Speaking today Professor Andrew Elder, President of the Royal College of Physicians of Edinburgh, said:

 

The combination of increasing numbers of UK medical graduates and more international doctors coming to the UK potentially provides a substantial medical workforce to care for the people of our four nations.

 

But their potential will not be fully realised if they are not supported. Supported to find a structured training post, supported to find flexibility within their posts, and, for those who come from outside the UK, supported to assimilate into UK culture and the ways of the NHS.

 

The increase in service-based “Locally Employed Doctor” posts is a matter for serious concern, not celebration. The increase is produced by a training gap - a huge and growing mismatch between the numbers of early career graduates and structured training posts available for them, a mismatch that must be addressed. 

 

If we do not increase funded training places we will lose doctors from the UK. Our governments must appreciate that we are in a global competition to attract, support, train and show that we value doctors – and are in serious danger of losing that competition badly.

 

Training requires trainers and those trainers require time.
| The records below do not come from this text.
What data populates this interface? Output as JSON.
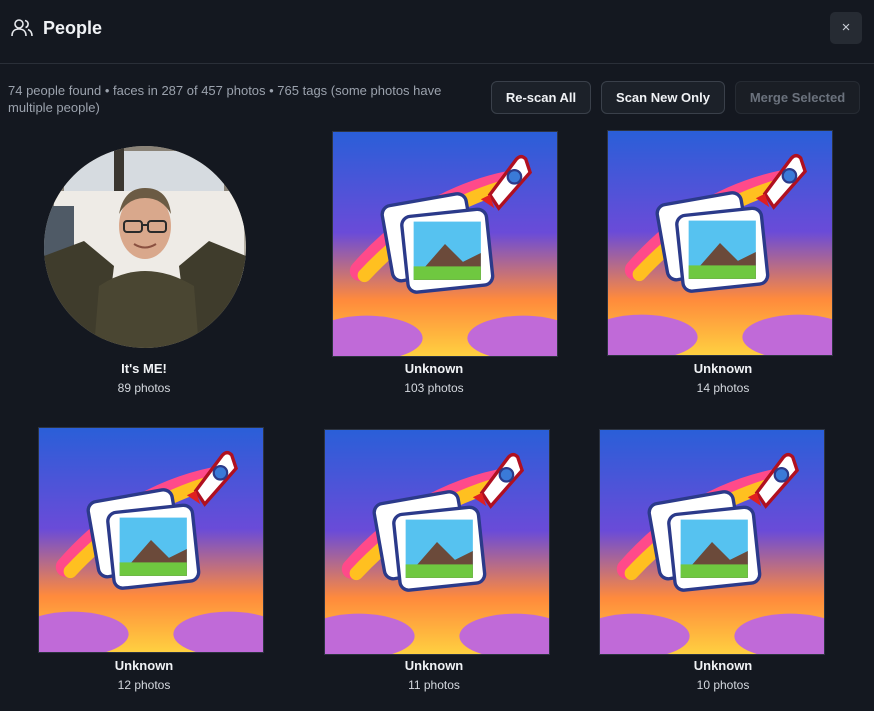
{
  "header": {
    "title": "People",
    "close_label": "×"
  },
  "summary": "74 people found • faces in 287 of 457 photos • 765 tags (some photos have multiple people)",
  "toolbar": {
    "rescan_label": "Re-scan All",
    "scan_new_label": "Scan New Only",
    "merge_label": "Merge Selected"
  },
  "people": [
    {
      "name": "It's ME!",
      "count": "89 photos",
      "thumb": "person-photo"
    },
    {
      "name": "Unknown",
      "count": "103 photos",
      "thumb": "rocket-photos-icon"
    },
    {
      "name": "Unknown",
      "count": "14 photos",
      "thumb": "rocket-photos-icon"
    },
    {
      "name": "Unknown",
      "count": "12 photos",
      "thumb": "rocket-photos-icon"
    },
    {
      "name": "Unknown",
      "count": "11 photos",
      "thumb": "rocket-photos-icon"
    },
    {
      "name": "Unknown",
      "count": "10 photos",
      "thumb": "rocket-photos-icon"
    }
  ],
  "colors": {
    "background": "#141820",
    "accent_orange": "#ffb020",
    "accent_purple": "#6a4bd8"
  }
}
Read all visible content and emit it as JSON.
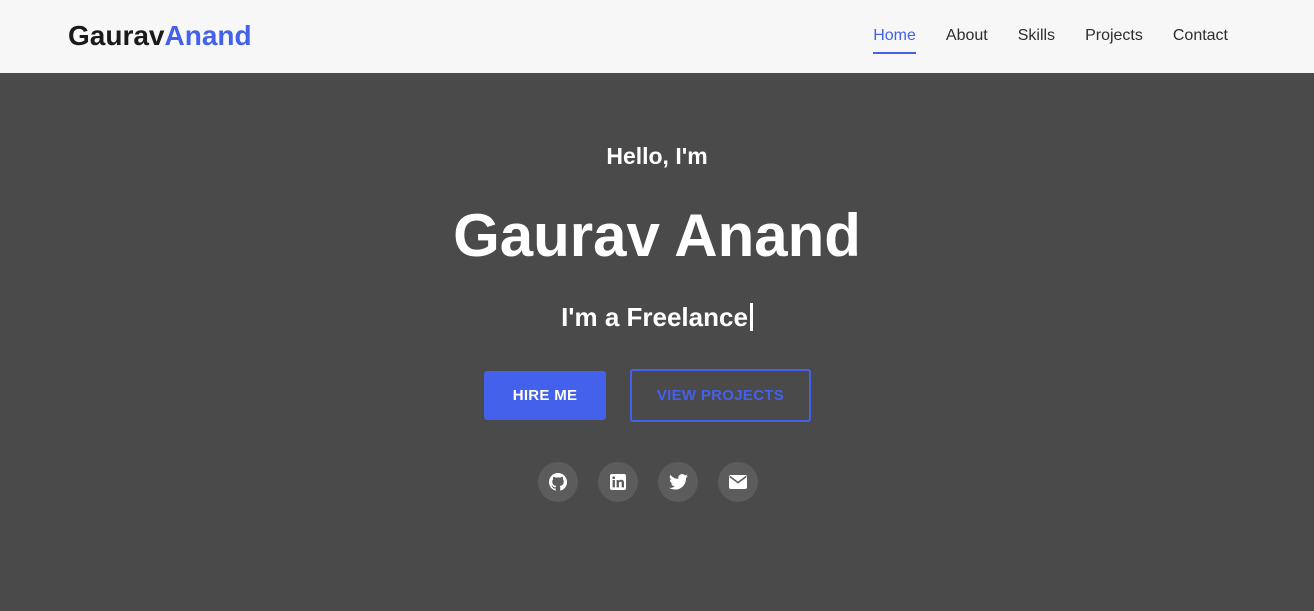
{
  "header": {
    "logo_first": "Gaurav",
    "logo_second": "Anand",
    "nav": [
      {
        "label": "Home",
        "active": true
      },
      {
        "label": "About"
      },
      {
        "label": "Skills"
      },
      {
        "label": "Projects"
      },
      {
        "label": "Contact"
      }
    ]
  },
  "hero": {
    "greeting": "Hello, I'm",
    "name": "Gaurav Anand",
    "role": "I'm a Freelance",
    "primary_button": "HIRE ME",
    "secondary_button": "VIEW PROJECTS",
    "socials": [
      {
        "icon": "github-icon"
      },
      {
        "icon": "linkedin-icon"
      },
      {
        "icon": "twitter-icon"
      },
      {
        "icon": "email-icon"
      }
    ]
  },
  "colors": {
    "accent": "#4461ec",
    "header_bg": "#f7f7f7",
    "hero_bg": "#4a4a4a",
    "social_bg": "#5c5c5c"
  }
}
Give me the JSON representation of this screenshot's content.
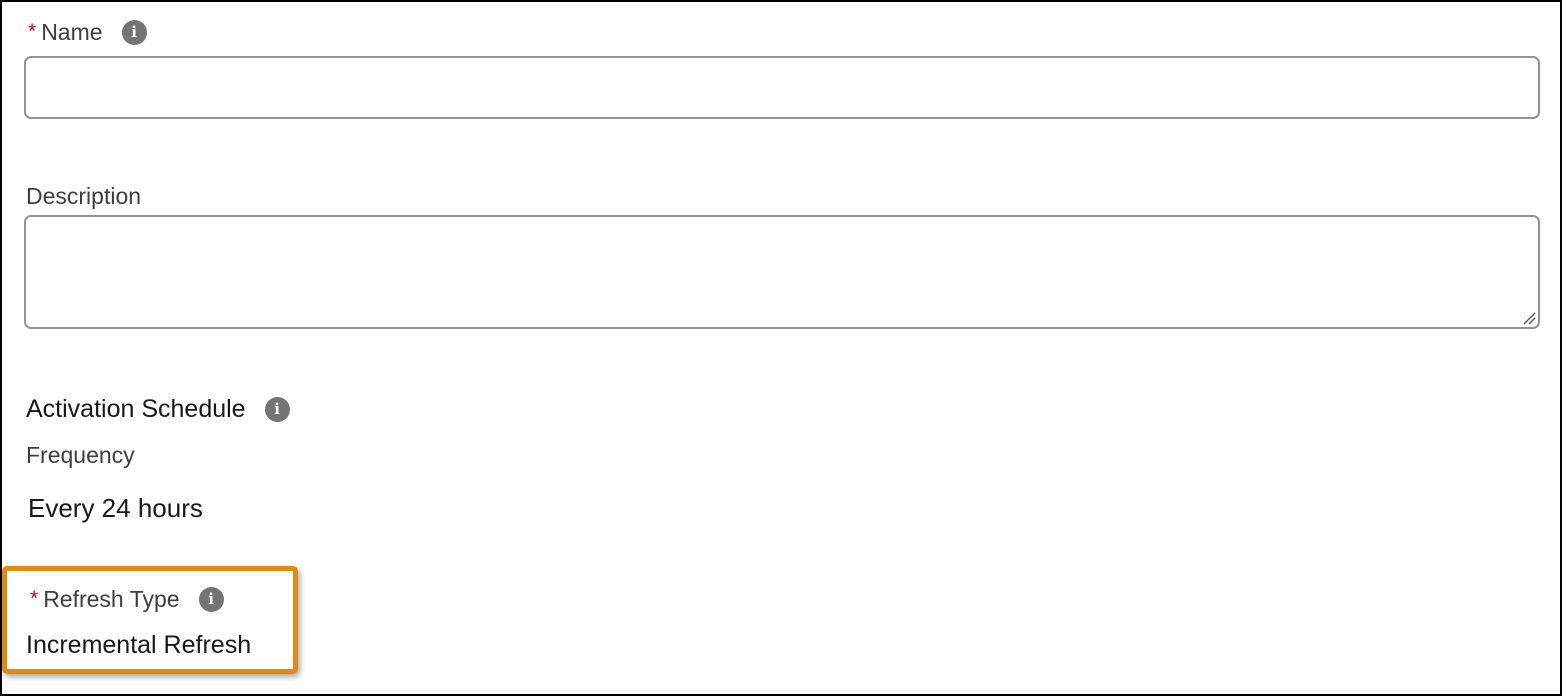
{
  "form": {
    "name": {
      "required_mark": "*",
      "label": "Name",
      "value": "",
      "info_icon": "info-icon"
    },
    "description": {
      "label": "Description",
      "value": ""
    },
    "activation_schedule": {
      "title": "Activation Schedule",
      "info_icon": "info-icon",
      "frequency_label": "Frequency",
      "frequency_value": "Every 24 hours"
    },
    "refresh_type": {
      "required_mark": "*",
      "label": "Refresh Type",
      "info_icon": "info-icon",
      "value": "Incremental Refresh"
    }
  },
  "colors": {
    "required": "#ba0517",
    "highlight": "#e08a0e",
    "info_icon_bg": "#747474",
    "input_border": "#939393"
  }
}
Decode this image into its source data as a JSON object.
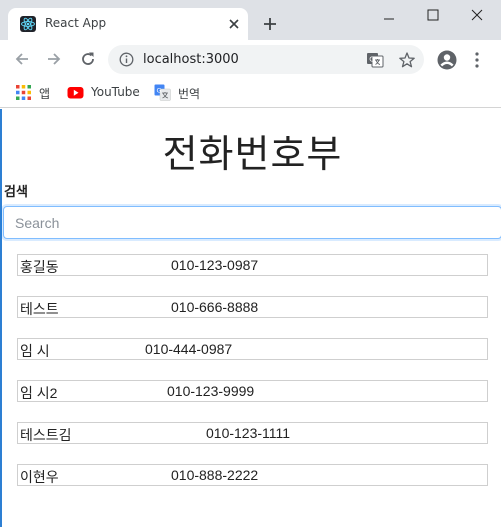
{
  "browser": {
    "tab_title": "React App",
    "url": "localhost:3000",
    "bookmarks": [
      {
        "label": "앱",
        "icon": "apps-grid-icon"
      },
      {
        "label": "YouTube",
        "icon": "youtube-icon"
      },
      {
        "label": "번역",
        "icon": "google-translate-icon"
      }
    ]
  },
  "page": {
    "title": "전화번호부",
    "search_label": "검색",
    "search_placeholder": "Search",
    "search_value": ""
  },
  "contacts": [
    {
      "name": "홍길동",
      "phone": "010-123-0987"
    },
    {
      "name": "테스트",
      "phone": "010-666-8888"
    },
    {
      "name": "임 시",
      "phone": "010-444-0987"
    },
    {
      "name": "임 시2",
      "phone": "010-123-9999"
    },
    {
      "name": "테스트김",
      "phone": "010-123-1111"
    },
    {
      "name": "이현우",
      "phone": "010-888-2222"
    }
  ],
  "colors": {
    "accent": "#80bdff",
    "page_border": "#2d7fd3",
    "row_border": "#cfcfcf"
  }
}
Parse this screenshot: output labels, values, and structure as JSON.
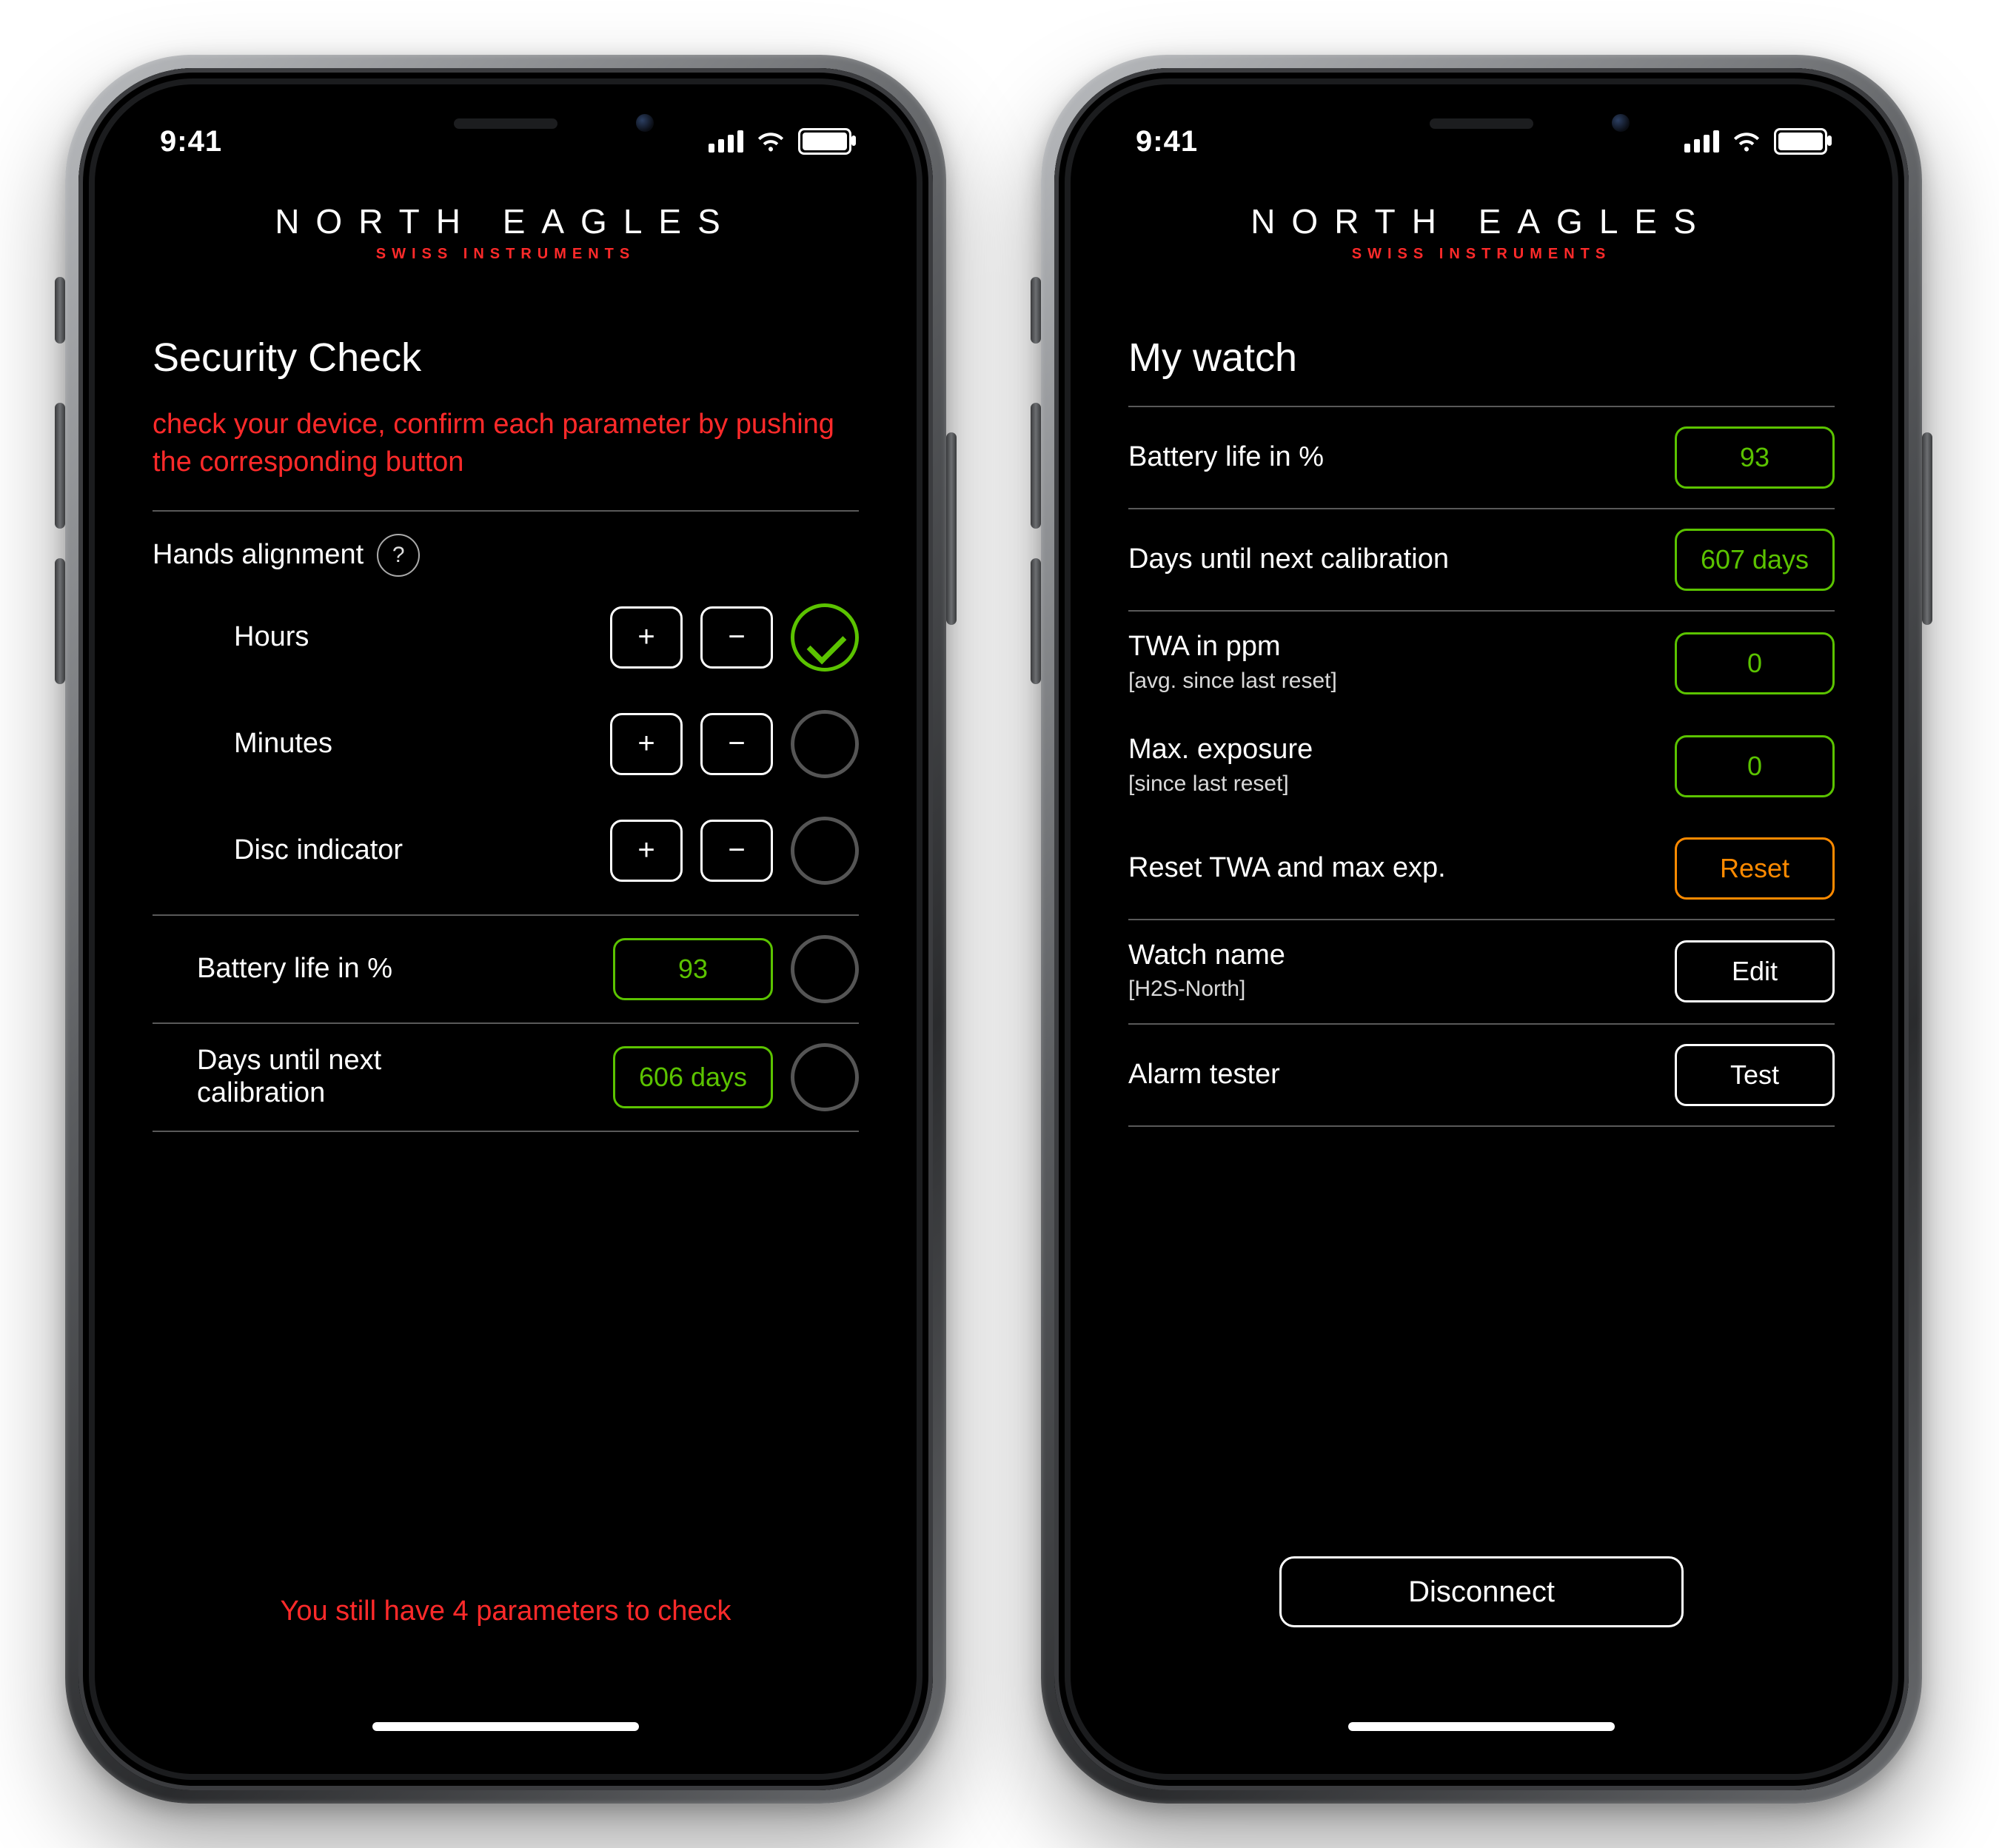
{
  "status": {
    "time": "9:41"
  },
  "brand": {
    "name": "NORTH EAGLES",
    "sub": "SWISS INSTRUMENTS"
  },
  "left": {
    "title": "Security Check",
    "instruction": "check your device, confirm each parameter by pushing the corresponding button",
    "hands_label": "Hands alignment",
    "hours_label": "Hours",
    "minutes_label": "Minutes",
    "disc_label": "Disc indicator",
    "plus": "+",
    "minus": "−",
    "battery_label": "Battery life in %",
    "battery_value": "93",
    "calib_label": "Days until next calibration",
    "calib_value": "606 days",
    "footer": "You still have 4 parameters to check"
  },
  "right": {
    "title": "My watch",
    "battery_label": "Battery life in %",
    "battery_value": "93",
    "calib_label": "Days until next calibration",
    "calib_value": "607 days",
    "twa_label": "TWA in ppm",
    "twa_sub": "[avg. since last reset]",
    "twa_value": "0",
    "max_label": "Max. exposure",
    "max_sub": "[since last reset]",
    "max_value": "0",
    "reset_label": "Reset TWA and max exp.",
    "reset_btn": "Reset",
    "name_label": "Watch name",
    "name_sub": "[H2S-North]",
    "edit_btn": "Edit",
    "alarm_label": "Alarm tester",
    "test_btn": "Test",
    "disconnect": "Disconnect"
  }
}
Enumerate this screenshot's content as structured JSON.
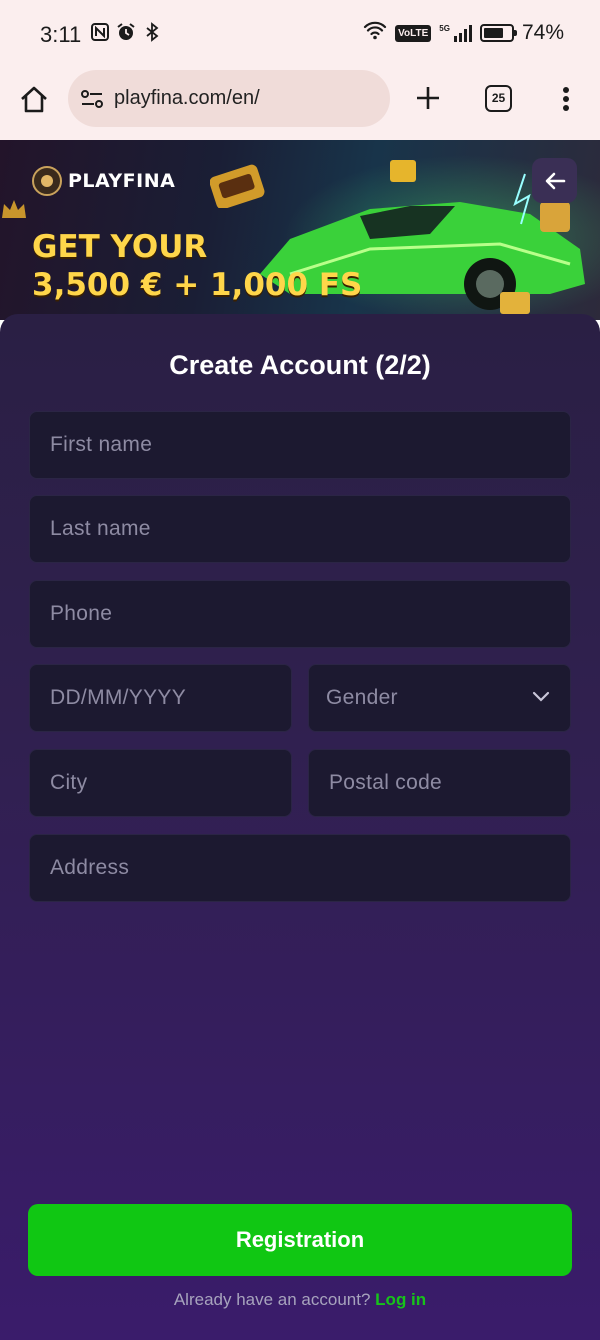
{
  "status_bar": {
    "time": "3:11",
    "left_icons": [
      "nfc-icon",
      "alarm-icon",
      "bluetooth-icon"
    ],
    "volte_label": "VoLTE",
    "network_label": "5G",
    "battery_percent": "74%",
    "battery_level": 0.74
  },
  "browser": {
    "url": "playfina.com/en/",
    "tab_count": "25"
  },
  "hero": {
    "logo_text": "PLAYFINA",
    "promo_line1": "GET YOUR",
    "promo_line2": "3,500 € + 1,000 FS"
  },
  "form": {
    "title": "Create Account (2/2)",
    "first_name_placeholder": "First name",
    "last_name_placeholder": "Last name",
    "phone_placeholder": "Phone",
    "dob_placeholder": "DD/MM/YYYY",
    "gender_label": "Gender",
    "city_placeholder": "City",
    "postal_placeholder": "Postal code",
    "address_placeholder": "Address",
    "submit_label": "Registration",
    "login_prompt": "Already have an account?",
    "login_link": "Log in"
  },
  "colors": {
    "status_bg": "#fbeeee",
    "panel_top": "#2a1f44",
    "panel_bottom": "#3a1c6b",
    "field_bg": "#1c1930",
    "accent_green": "#10c713",
    "promo_yellow": "#ffd64a"
  }
}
Most doctors want to teach and train but are hindered in doing so by working circumstances and job plans in the NHS that do not provide them with sufficient time to do so. Direct clinical care is of course vital at this time, but the direct clinical care of future patients will suffer if current trainers are not better supported.

 

Our College calls on political leaders across the UK to provide early reassurance that they will increase funding for medical training and create working circumstances in the NHS that support trainers to train those who will follow them. 

 

We cannot talk seriously of reform of our NHS if we do not have a sufficiently trained medical workforce to furnish it.